The bottle synchs with the user's phone using the LifeFuels app, Lyons says. Its built-in Bluetooth transmitter sends the updated data to the user's phone. The app displays which pods are inside the bottle, how many servings are left and each pod's nutritional information. Once the consumer is finished with a pod, she or he can send it back to LifeFuels' headquarters via its Send-Back Recycling Program.

For LifeFuels, the intelligence required in-house engineering, since the company found that there wasn't any existing technology that would serve its purposes. "We embraced RFID almost immediately," Lyons says. "We're after quantification and having the ability to keep track of nutrition being put in the body. We went with a data-rich format with an NFC tag" to update each pod's status.

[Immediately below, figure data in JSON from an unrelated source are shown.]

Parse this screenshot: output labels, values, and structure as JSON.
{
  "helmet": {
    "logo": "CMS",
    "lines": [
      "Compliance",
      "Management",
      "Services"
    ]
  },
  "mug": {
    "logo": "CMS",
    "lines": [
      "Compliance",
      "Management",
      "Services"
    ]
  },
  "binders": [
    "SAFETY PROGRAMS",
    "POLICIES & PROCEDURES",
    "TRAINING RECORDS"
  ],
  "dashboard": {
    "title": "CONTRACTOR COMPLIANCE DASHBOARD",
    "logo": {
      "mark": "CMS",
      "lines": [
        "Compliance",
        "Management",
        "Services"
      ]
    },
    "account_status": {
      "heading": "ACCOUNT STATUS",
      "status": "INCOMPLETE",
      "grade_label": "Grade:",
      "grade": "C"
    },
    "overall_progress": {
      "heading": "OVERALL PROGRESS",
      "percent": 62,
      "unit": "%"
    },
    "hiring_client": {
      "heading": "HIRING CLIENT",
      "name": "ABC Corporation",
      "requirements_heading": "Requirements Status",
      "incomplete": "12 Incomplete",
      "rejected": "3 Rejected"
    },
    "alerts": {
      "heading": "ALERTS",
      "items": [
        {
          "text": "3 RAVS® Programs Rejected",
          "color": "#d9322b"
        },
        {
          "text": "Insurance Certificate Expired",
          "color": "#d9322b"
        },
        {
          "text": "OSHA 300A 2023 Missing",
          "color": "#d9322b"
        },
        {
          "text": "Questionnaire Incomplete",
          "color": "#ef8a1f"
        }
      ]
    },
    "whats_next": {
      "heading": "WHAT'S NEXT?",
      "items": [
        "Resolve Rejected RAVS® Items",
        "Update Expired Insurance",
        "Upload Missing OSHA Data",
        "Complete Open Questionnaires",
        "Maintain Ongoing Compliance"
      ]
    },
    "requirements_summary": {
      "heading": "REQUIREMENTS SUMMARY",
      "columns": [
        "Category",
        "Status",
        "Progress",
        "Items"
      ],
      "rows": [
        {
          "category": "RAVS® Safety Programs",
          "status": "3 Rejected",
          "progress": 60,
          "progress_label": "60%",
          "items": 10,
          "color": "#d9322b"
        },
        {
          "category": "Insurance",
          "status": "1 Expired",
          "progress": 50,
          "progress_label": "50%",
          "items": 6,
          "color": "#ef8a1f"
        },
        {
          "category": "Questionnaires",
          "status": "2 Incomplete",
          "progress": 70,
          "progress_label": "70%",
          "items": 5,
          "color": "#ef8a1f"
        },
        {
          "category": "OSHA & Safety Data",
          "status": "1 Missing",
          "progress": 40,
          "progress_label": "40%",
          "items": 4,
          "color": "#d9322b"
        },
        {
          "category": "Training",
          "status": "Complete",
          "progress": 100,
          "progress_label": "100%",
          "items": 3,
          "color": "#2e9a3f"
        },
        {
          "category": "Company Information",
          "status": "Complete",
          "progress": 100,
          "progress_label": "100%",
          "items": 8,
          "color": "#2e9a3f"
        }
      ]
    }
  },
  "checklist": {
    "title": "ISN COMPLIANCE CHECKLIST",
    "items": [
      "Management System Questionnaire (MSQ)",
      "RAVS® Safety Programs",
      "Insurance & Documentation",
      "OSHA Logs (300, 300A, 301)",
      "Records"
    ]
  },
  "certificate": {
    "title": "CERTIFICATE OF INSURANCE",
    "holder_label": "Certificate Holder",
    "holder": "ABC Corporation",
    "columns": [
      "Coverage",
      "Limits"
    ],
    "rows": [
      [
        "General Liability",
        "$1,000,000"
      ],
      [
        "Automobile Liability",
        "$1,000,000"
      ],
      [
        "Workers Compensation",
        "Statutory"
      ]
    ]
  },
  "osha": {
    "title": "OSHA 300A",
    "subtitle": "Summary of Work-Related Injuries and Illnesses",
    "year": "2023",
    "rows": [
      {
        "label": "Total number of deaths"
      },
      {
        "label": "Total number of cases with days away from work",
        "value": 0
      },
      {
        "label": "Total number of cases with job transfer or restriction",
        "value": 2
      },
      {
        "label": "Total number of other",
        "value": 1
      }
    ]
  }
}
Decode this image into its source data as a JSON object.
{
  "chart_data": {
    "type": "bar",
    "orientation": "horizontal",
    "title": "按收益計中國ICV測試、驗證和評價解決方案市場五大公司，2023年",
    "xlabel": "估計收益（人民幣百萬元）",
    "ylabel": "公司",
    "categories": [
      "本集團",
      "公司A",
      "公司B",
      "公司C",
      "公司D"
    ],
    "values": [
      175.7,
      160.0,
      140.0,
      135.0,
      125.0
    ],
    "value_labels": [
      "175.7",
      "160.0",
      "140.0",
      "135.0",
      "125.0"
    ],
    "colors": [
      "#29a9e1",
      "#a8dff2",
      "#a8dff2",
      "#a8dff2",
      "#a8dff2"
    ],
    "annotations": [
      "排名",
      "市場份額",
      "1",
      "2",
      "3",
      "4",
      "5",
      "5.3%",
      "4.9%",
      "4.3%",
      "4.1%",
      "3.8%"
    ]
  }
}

The tag comes with 144 bytes of user memory for recording product information and the volume of remaining servings. LifeFuels opted to deploy NFC RFID for its short, reliable read range, Lyons explains, then designed its own transceiver to read the tags in the bottle using hardware provided by NXP Semiconductors. Each pod comes with a 13.56 MHz NXP NTAG compliant with the ISO 14443 standard.

Developing a transceiver in a bottle posed a technical challenge, Lyons recalls. "The usual strategy is a big, powerful antenna to read as many tags as possible," he states, "but we wanted to be able to localize the pod." The company needed the bottle to not only identify whether pods were installed, but also in which specific bay. Therefore, it designed the system with three antennas, each encircling a single bay. In that way, the system is designed to read only the tag in that bay if the pod is properly aligned and attached to the bottle. "It has to be in just the right spot to be read," Lyons explains.

Tracking each pod, however, begins long before a consumer attaches it to a bottle. LifeFuels attaches an RFID tag to each pod at the time of production, and the tags can be read using fixed readers as pods are packed for shipping from the company's Maryland filling facility to its headquarters in Reston, Va. The tags are read again at the headquarters, as well as when they are stored onsite and when they are shipped to a customer. The data is stored in the company's software for inventory-management purposes.

The pod comes with a mail-in program for recycling; as LifeFuels receives empty pods, it reads the tag IDs once again. In the future, Lyons says, the system will credit a consumer's account each time a pod is received for recycling. This is intended to be an incentive program, he adds, offering discounts or free products for those who recycle their pods.

"We've always had an eye on sustainability, and the pods are made from recyclable materials," Lyons says. However, he notes, while the pods can technically be recycled by most communities, many facilities don't bother to sort such smaller items. The company instead has been working with a partner that takes the empty pods and uses them to make secondary materials. For that reason, LifeFuels hopes to incentivize users of the mail-in recycling system.

So far, Lyons says, response from consumers has been favorable. "We've been very proud from the engineering perspective," he states. "It was a very challenging product." The smart bottle is sold directly to customers via the company's website, and users can receive recurring shipments of a fixed number of pods per month.